Hi…..

beach

Hey Dani.

What you wrote sounds interesting in several ways.  I like how the jewel becomes embedded in something else (the way I see moments or experiences embedded in the layers that make up our lives).  I also like how you have made the jewel inaccessible (I have always loved that about jewellery—in the way that it becomes non-jewellery or an object, blurring the lines between things and smudging them like a charcoal drawing).  I could probably write a lot more here and I think I will stop (too much information is not necessary).

I have also been ‘thinking’ about what to make.  I move in very small thought circles (reflection, fire, mirror, illusion, last piece, no more jewellery, what do I make?, mirror, reflection, maybe silk, transformation, silk, cocoon, phoenix, red thread, moth, silk, cycles, ending, beginning, jewellery…..just to give you some idea).  This time is very strange.  I am cleaning out things, my work area, old stuff, throwing bags and bags of old stuff away, taking old jewellery apart, really going into it, the dismantling of the last 10 years of my life to prepare for the new cycle that is starting now.  And by going into the things I also manage to move into the energy within myself, cleansing and clearing, that is why I have to do this slowly (step by step, no rush), and it feels thick and heavy.

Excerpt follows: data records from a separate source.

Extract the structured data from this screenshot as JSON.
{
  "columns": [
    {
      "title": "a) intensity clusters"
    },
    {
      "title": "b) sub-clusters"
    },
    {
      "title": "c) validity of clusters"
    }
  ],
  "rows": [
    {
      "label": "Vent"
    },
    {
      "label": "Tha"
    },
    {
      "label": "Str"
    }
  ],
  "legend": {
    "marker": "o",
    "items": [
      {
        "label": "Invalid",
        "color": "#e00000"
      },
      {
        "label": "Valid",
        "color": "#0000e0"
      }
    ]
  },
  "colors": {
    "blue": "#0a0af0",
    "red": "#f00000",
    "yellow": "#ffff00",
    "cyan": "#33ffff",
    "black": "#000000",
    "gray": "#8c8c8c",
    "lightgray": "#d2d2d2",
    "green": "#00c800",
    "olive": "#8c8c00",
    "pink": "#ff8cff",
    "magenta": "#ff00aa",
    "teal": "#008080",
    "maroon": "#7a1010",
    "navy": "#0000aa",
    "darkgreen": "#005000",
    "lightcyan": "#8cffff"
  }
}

But I will make something and I still think that the points we came across are still very relevant.  I am also keeping in mind your charcoal, the dirty-ness, the hidden because it would still be interesting for the work to complement each other, somehow connect.  Up until now I thought about making a ceramic phoenix brooch connected to a mirror brooch (two brooches connected, one representing rebirth and the other reflection).  Then I thought about burning old stuff and using that has a patination on a structure of a brooch, making the wearer dirty.  And lastly I thought about taking a lot of small elements from the past 10 years and placing them together in a piece to represent the work cycle I am now ending (my only concern with this is that I think this piece might look ugly and I have a problem with that because I am probably too vain and my ego won’t allow it (so maybe I should try this!!!!)).